# ISTP Video: how I feel about people



## DJArendee (Nov 27, 2009)




----------



## viva (Aug 13, 2010)

Thank you for sharing! That was very entertaining and insightful. You remind me very much of my ISTP ex, in some ways. Getting compliments out of him was like begging a brick wall for insight. Knowing how he was with an ENFP, I can't imagine how crazily difficult an ISTP/ENFJ relationship would be. 

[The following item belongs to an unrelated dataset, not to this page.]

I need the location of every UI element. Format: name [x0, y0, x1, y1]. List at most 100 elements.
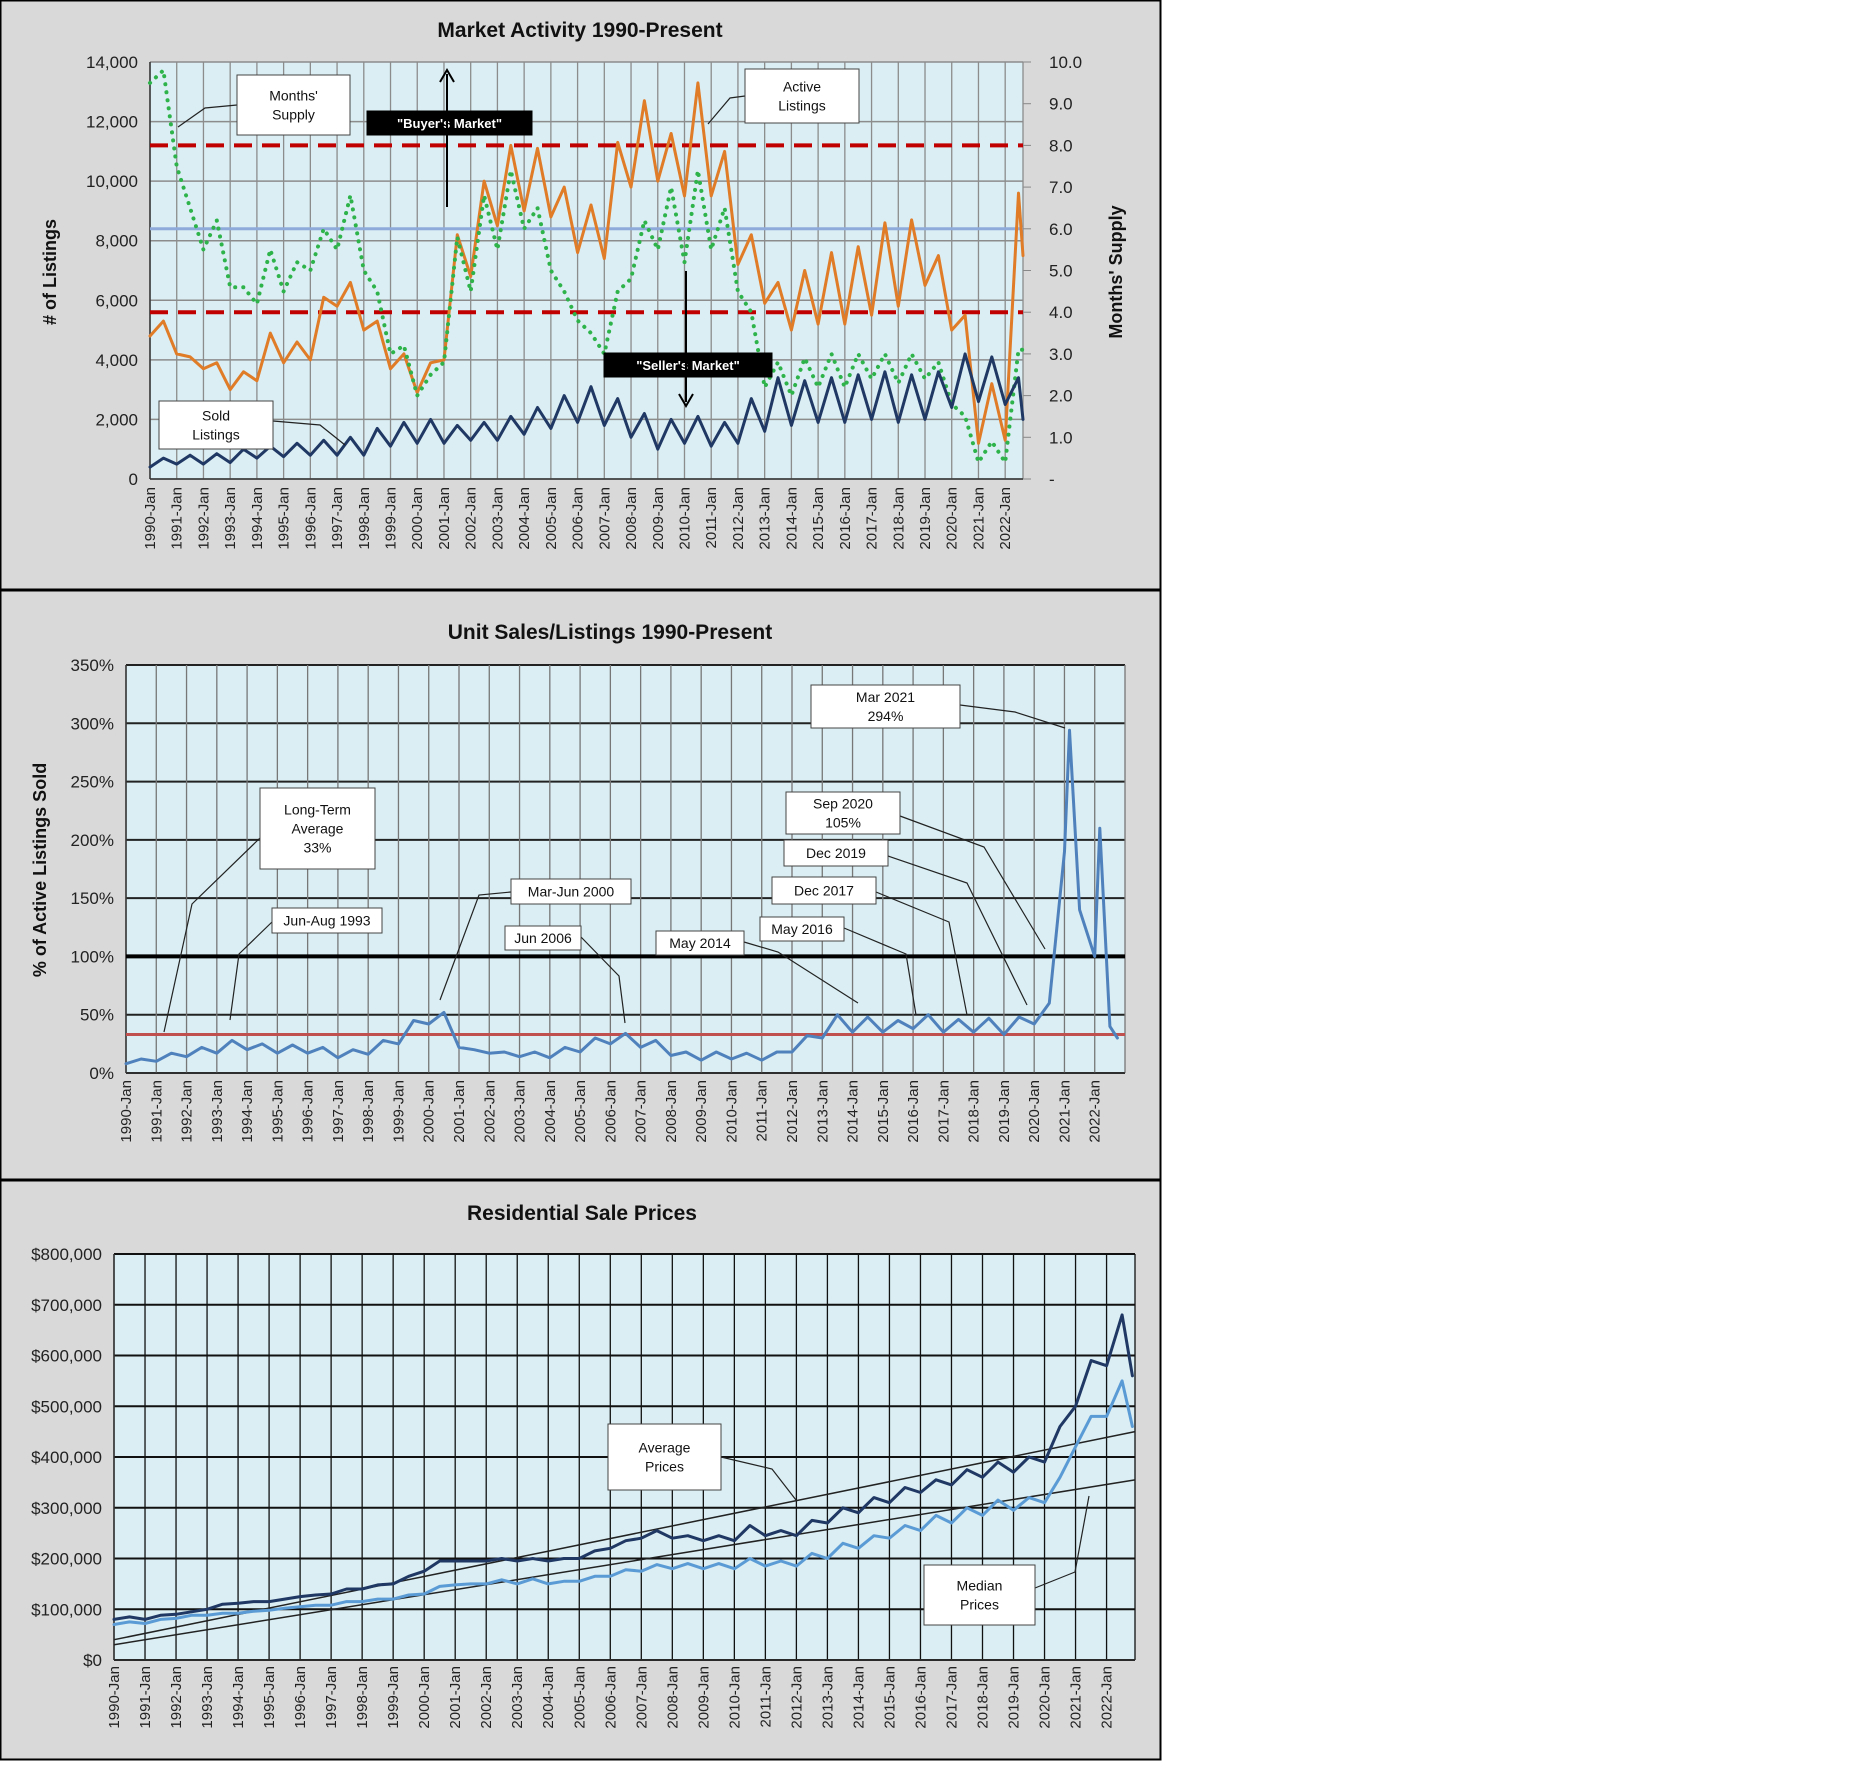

P.S. You are a cutie! :happy:


----------



## Dahlia (May 20, 2010)

Hah! Liar! Your profile says that you live in Japan but you say you live in the USA. Haha! Busted.

Okay. Just kidding. 

Enjoyed the video. Very interesting. Thanks for sharing!


----------



## DJArendee (Nov 27, 2009)

You are correct. And next to the word "japan" you will also see notice the words, "Country of birth." :wink:
*KNIFEHAND BLOCK SIDESTEP PUNCH*


----------



## Dahlia (May 20, 2010)

DJArendee said:


> You are correct. And next to the word "japan" you will also see notice the words, "Country of birth." :wink:
> *KNIFEHAND BLOCK SIDESTEP PUNCH*


Hahahahahahaha.  
Oopsie.


----------



## madhatter (May 30, 2010)

I am an ISTP and I approve this message.


----------



## DemonAbyss10 (Oct 28, 2010)

ISTP approved


----------



## Esotere (Jun 25, 2010)

Hey, thanks for sharing! ISTP is prob the type I know least about, so I'm glad I watched your vid.


----------